Fossil has been pressured by the strong dollar this year, as it does about half its business outside the U.S., but long-term prospects look pretty good. The company is expanding its list of brands, adding Kate Spade, Tory Burch and Chaps to the catalog. My "in-house research department" would wear a burlap bag with the Kate Spade tag on it so this should help Fossil sell more watches to fashion- and brand-conscious consumers. Fossil has decreased its share count by around 10% over the past year and the shares currently trade with an EV/EBIT ratio of just 5.4.

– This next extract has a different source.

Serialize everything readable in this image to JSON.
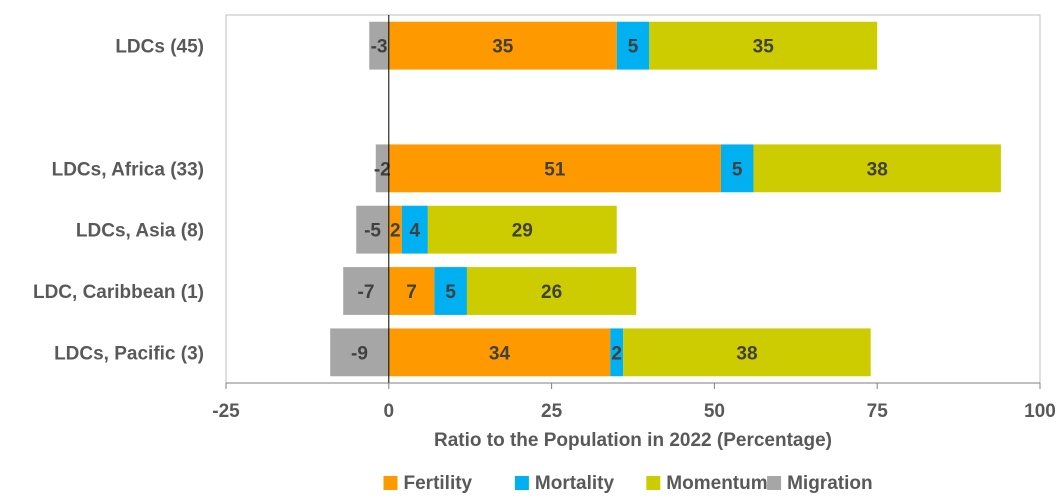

Also taking a few hits this year from the strong dollar, Dana Holding (DAN) provides drive shafts, axles, and differentials to the auto manufacturing industry around the world. But the Ohio-based company's longer term outlook appears pretty good as sales volumes for light vehicles have been strong and most analysts expect them to stay that way for the next several years.
Dana's EV/EBIT ratio is 10, which is two-thirds of the median S&P 500 company, so it is reasonably inexpensive at these levels. In the past year, the company has reduced its share count by about 7% and it still has plenty left to repurchase under the current buyback authorization. What's more, it just raised the dividend and the shares are yielding about 1.45%. I expect the payout a steady, but unspectacular increase in the payout over the next several years.
Companies that are trading at low valuations and buying back stock are proven performers for patient investors. Checking the buyback rate when picking undervalued stocks can help you raise your win rate and over all returns.